La pièce se referme lorsque ces deux partisans de plaisirs charnels savourent du vin rouge empoisonné. Chose inédite sur une scène africaine, le registre des mots exhibe des actes comme « sodomie, masturbation, éjaculation, fellation », autant de vocables qui heurtent la morale. Et à juste titre d’ailleurs, car « je veux provoquer, faire baisser les masques », confie à APA Fargass Assandé, indiquant que « ce sont des choses que nous faisons, mais qu’on a souvent peur d’assumer ». « J’étais en quête d’un texte (…).

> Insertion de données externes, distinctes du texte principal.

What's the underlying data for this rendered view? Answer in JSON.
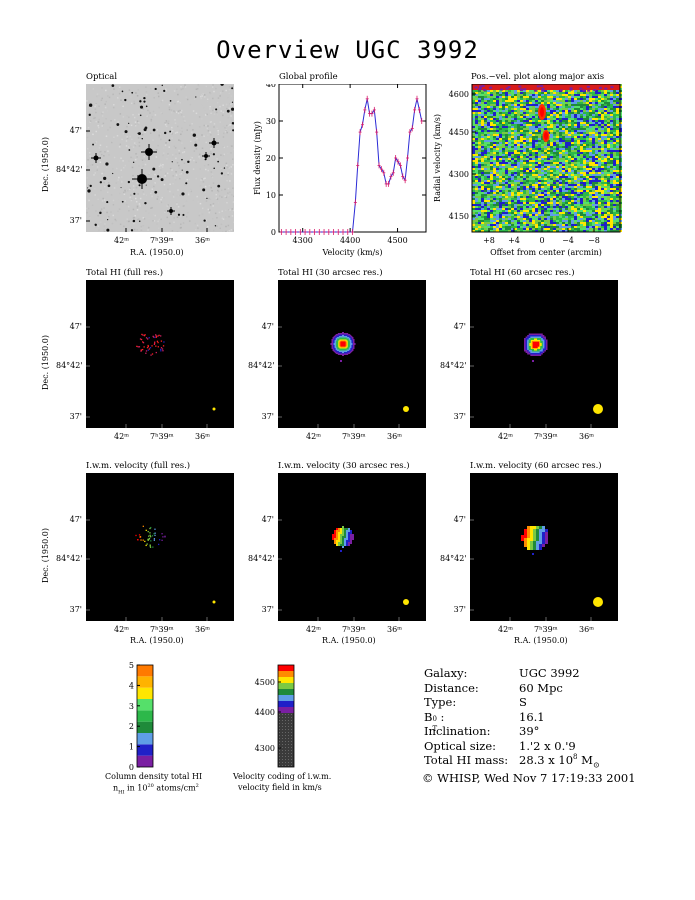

En Afrique, le corps est célébré. Le soir, on voit au village ces filles qui dansent, faisant trémousser leurs corps. Miraculeusement, c’est aussi le lieu où le corps est sacralisé, au point d’en faire un tabou inviolable », poursuit le metteur en scène ivoirien. L’adaptation de « Quartett » ne participe pas d’une intention « pernicieuse pornographique », mais plutôt « d’un souci de faire assumer à chacun ce que lui-même fait, mais dont il ne parle jamais », se défend Fargass. Cette pièce, dit-il, est un jeu dramatique, dont la finalité est d’amener le spectateur à se sentir concerné. C’est une satire de la « morale moralisante ».